Meniscus returns usually come quicker that ACL rehabilitation, but if you press the issue you risk lingering pain in the knee, a possible re-tear, potential surgical follow-ups, and the possibility that a career-altering microfracture surgery may await you at some point down the line. This is why we all held our breath on Friday night when Oklahoma City guard Russell Westbrook left the game with an injury to his surgically repaired right knee.
Scratch that. Make it triple-surgically repaired right knee, as Russell has undergone two cleanup procedures under the knife since tearing his meniscus early in the 2013 NBA playoffs. Again, you don’t want to mess with these things.
Far less important but still worth discussing, is Rose’s impact with the team, should he come back for the postseason. Chicago dominated the exhibition frame last fall, going undefeated, but the Bulls looked absolutely terrible with Rose in uniform for the regular season, shuffling off to a mediocre record while he shot 35 percent from the field alongside those 3.4 turnovers per game. Rose and his teammates looked hesitant and unsure after a full 2012-13 season that featured Joakim Noah initiating most of the offense.
Noah’s offensive role has only grown in the months since, and it is fair to wonder just what sort of fit Rose would have on a (very bad, it should be noted, in his absence) Chicago Bulls offense were he to return on the fly.
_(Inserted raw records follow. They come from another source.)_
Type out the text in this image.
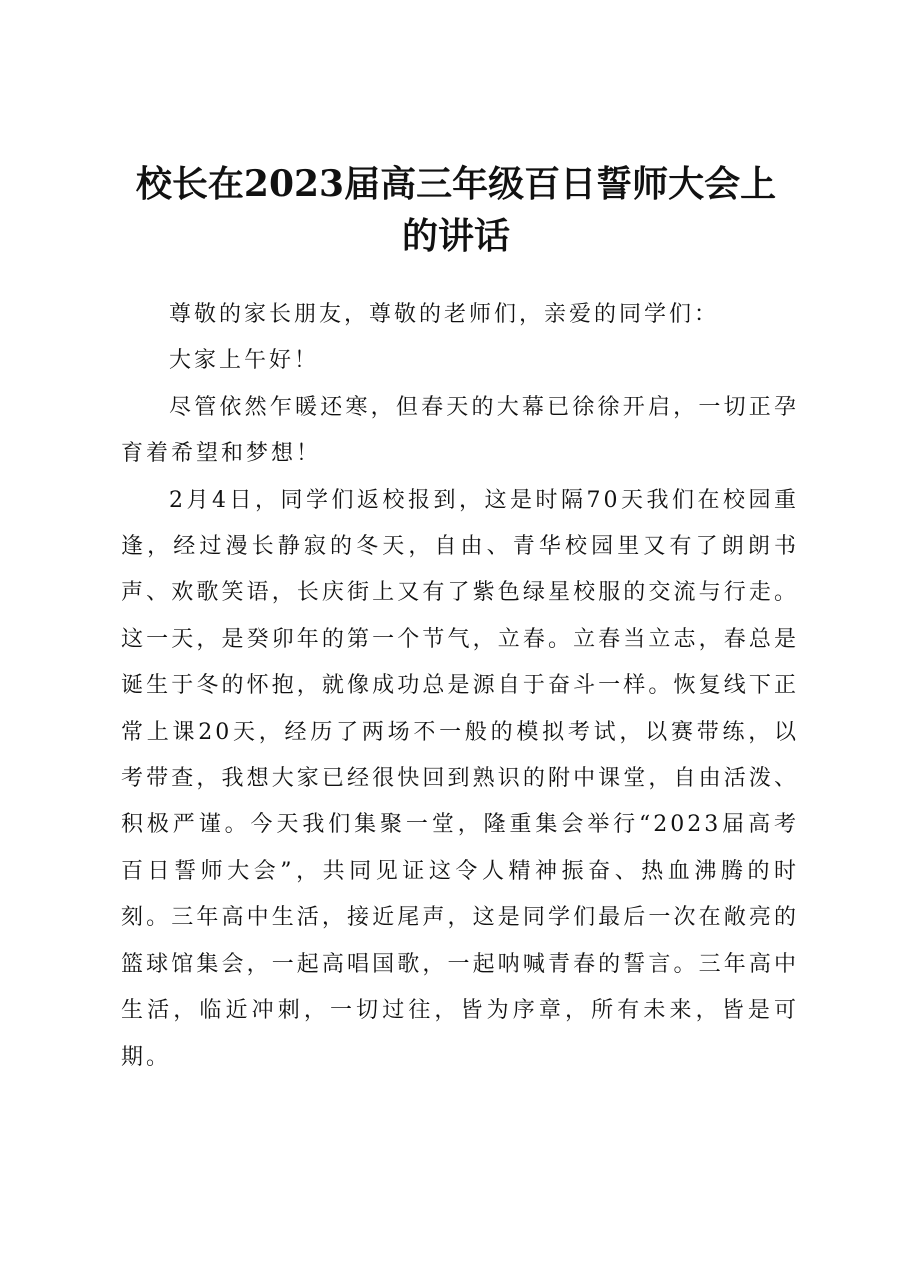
校长在2023届高三年级百日誓师大会上的讲话

尊敬的家长朋友，尊敬的老师们，亲爱的同学们：

大家上午好！

尽管依然乍暖还寒，但春天的大幕已徐徐开启，一切正孕育着希望和梦想！

2月4日，同学们返校报到，这是时隔70天我们在校园重逢，经过漫长静寂的冬天，自由、青华校园里又有了朗朗书声、欢歌笑语，长庆街上又有了紫色绿星校服的交流与行走。这一天，是癸卯年的第一个节气，立春。立春当立志，春总是诞生于冬的怀抱，就像成功总是源自于奋斗一样。恢复线下正常上课20天，经历了两场不一般的模拟考试，以赛带练，以考带查，我想大家已经很快回到熟识的附中课堂，自由活泼、积极严谨。今天我们集聚一堂，隆重集会举行“2023届高考百日誓师大会”，共同见证这令人精神振奋、热血沸腾的时刻。三年高中生活，接近尾声，这是同学们最后一次在敞亮的篮球馆集会，一起高唱国歌，一起呐喊青春的誓言。三年高中生活，临近冲刺，一切过往，皆为序章，所有未来，皆是可期。
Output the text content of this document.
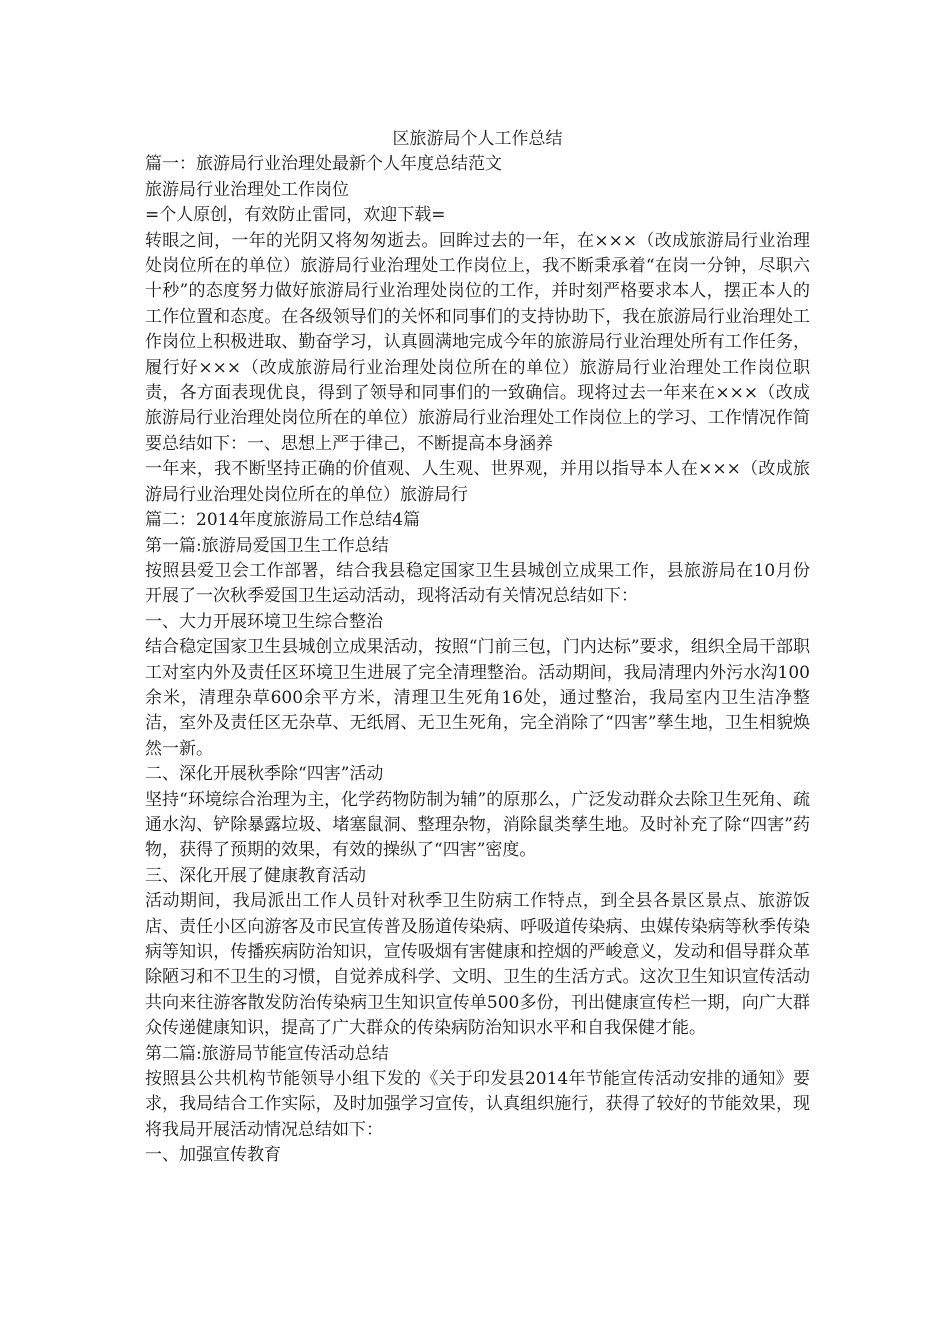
区旅游局个人工作总结

篇一：旅游局行业治理处最新个人年度总结范文

旅游局行业治理处工作岗位

=个人原创，有效防止雷同，欢迎下载=

转眼之间，一年的光阴又将匆匆逝去。回眸过去的一年，在×××（改成旅游局行业治理处岗位所在的单位）旅游局行业治理处工作岗位上，我不断秉承着“在岗一分钟，尽职六十秒”的态度努力做好旅游局行业治理处岗位的工作，并时刻严格要求本人，摆正本人的工作位置和态度。在各级领导们的关怀和同事们的支持协助下，我在旅游局行业治理处工作岗位上积极进取、勤奋学习，认真圆满地完成今年的旅游局行业治理处所有工作任务，履行好×××（改成旅游局行业治理处岗位所在的单位）旅游局行业治理处工作岗位职责，各方面表现优良，得到了领导和同事们的一致确信。现将过去一年来在×××（改成旅游局行业治理处岗位所在的单位）旅游局行业治理处工作岗位上的学习、工作情况作简要总结如下：一、思想上严于律己，不断提高本身涵养

一年来，我不断坚持正确的价值观、人生观、世界观，并用以指导本人在×××（改成旅游局行业治理处岗位所在的单位）旅游局行

篇二：2014年度旅游局工作总结4篇

第一篇:旅游局爱国卫生工作总结

按照县爱卫会工作部署，结合我县稳定国家卫生县城创立成果工作，县旅游局在10月份开展了一次秋季爱国卫生运动活动，现将活动有关情况总结如下：

一、大力开展环境卫生综合整治

结合稳定国家卫生县城创立成果活动，按照“门前三包，门内达标”要求，组织全局干部职工对室内外及责任区环境卫生进展了完全清理整治。活动期间，我局清理内外污水沟100余米，清理杂草600余平方米，清理卫生死角16处，通过整治，我局室内卫生洁净整洁，室外及责任区无杂草、无纸屑、无卫生死角，完全消除了“四害”孳生地，卫生相貌焕然一新。

二、深化开展秋季除“四害”活动

坚持“环境综合治理为主，化学药物防制为辅”的原那么，广泛发动群众去除卫生死角、疏通水沟、铲除暴露垃圾、堵塞鼠洞、整理杂物，消除鼠类孳生地。及时补充了除“四害”药物，获得了预期的效果，有效的操纵了“四害”密度。

三、深化开展了健康教育活动

活动期间，我局派出工作人员针对秋季卫生防病工作特点，到全县各景区景点、旅游饭店、责任小区向游客及市民宣传普及肠道传染病、呼吸道传染病、虫媒传染病等秋季传染病等知识，传播疾病防治知识，宣传吸烟有害健康和控烟的严峻意义，发动和倡导群众革除陋习和不卫生的习惯，自觉养成科学、文明、卫生的生活方式。这次卫生知识宣传活动共向来往游客散发防治传染病卫生知识宣传单500多份，刊出健康宣传栏一期，向广大群众传递健康知识，提高了广大群众的传染病防治知识水平和自我保健才能。

第二篇:旅游局节能宣传活动总结

按照县公共机构节能领导小组下发的《关于印发县2014年节能宣传活动安排的通知》要求，我局结合工作实际，及时加强学习宣传，认真组织施行，获得了较好的节能效果，现将我局开展活动情况总结如下：

一、加强宣传教育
Of course, these are hypothetical musings that are best served for wondering about in July, when the Bulls attempt to rebuild around Rose and Noah, and October, when Chicago readies for the 2014-15 season.
Because that’s when Derrick Rose is coming back. Unless we’re being blatantly lied to, chalk up any talk of Rose returning to Chicago in time for the post season as mere backpage attention seeking.